Très fin-de-siècle, Gaston fit un joli cadeau à la Môme-Pipi, organisa de décentes funérailles à son oncle Loys et ne connut point de répit que sa petite fortune n’eût passé dans les mains, moitié de cocottes, moitié de grecs.

— Quand je n’aurai plus d’argent, se disait-il, avec la philosophie de la vingt-cinquième année, je me ferai sauter le caisson.

L’heure arriva, plutôt qu’à son tour, et le caisson ne sauta pas.

Est-ce qu’on se fait sauter le caisson quand il fait ce temps-là ! (Car je crois avoir fait observer plus haut que c’était le printemps.)

Gaston de Puyrâleux en était là de ses réflexions, quand il rencontra sur le Boulevard un gros homme qu’il avait connu au Tréport.

— Tiens, monsieur de Puyrâleux !… Comment allez-vous ?

— Très bien, je vous remercie… c’est-à-dire, quand je dis très bien, vous savez…

— Seriez-vous souffrant ?

— Non, mais…

Et Gaston narra au gros homme sa triste situation.
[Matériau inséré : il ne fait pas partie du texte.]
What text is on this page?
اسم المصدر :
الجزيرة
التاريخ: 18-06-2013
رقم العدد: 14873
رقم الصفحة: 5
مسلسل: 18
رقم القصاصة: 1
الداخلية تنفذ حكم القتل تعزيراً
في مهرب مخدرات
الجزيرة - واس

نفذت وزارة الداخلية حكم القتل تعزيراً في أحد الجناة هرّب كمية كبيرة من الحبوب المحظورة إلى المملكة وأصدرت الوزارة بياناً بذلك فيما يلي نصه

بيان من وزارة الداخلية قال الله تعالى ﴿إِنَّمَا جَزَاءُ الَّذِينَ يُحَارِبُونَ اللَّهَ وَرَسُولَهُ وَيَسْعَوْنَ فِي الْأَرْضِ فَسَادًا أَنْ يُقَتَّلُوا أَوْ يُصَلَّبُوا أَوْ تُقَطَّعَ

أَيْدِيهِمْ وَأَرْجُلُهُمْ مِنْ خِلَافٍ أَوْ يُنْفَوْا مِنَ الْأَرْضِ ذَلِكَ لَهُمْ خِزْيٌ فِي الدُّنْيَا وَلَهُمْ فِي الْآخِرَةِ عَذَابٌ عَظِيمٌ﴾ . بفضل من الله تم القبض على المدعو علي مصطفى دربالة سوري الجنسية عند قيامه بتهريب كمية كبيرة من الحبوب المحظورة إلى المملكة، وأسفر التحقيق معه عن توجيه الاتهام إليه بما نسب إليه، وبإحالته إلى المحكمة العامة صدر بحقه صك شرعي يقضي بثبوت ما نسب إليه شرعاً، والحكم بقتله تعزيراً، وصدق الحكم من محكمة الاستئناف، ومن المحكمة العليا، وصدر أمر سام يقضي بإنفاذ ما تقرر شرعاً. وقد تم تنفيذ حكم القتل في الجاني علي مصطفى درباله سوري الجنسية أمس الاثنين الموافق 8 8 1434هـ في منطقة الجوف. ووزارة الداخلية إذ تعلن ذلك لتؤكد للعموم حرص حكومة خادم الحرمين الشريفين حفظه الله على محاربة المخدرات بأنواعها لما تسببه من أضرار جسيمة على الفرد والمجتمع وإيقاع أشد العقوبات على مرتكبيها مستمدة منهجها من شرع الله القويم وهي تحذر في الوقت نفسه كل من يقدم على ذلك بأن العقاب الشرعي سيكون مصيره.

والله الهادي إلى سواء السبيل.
Le gros homme se trouvait être, détail ignoré de Gaston, un fort entrepreneur d’arrosage de la ville de Paris. Il compatit vivement à la détresse du jeune homme.

— Si j’osais vous offrir une place dans mes bureaux ?

— Oh ! les bureaux, vous savez, ça n’est pas beaucoup mon affaire.

— Je ne peux pourtant pas vous proposer de mener un tonneau d’arrosage.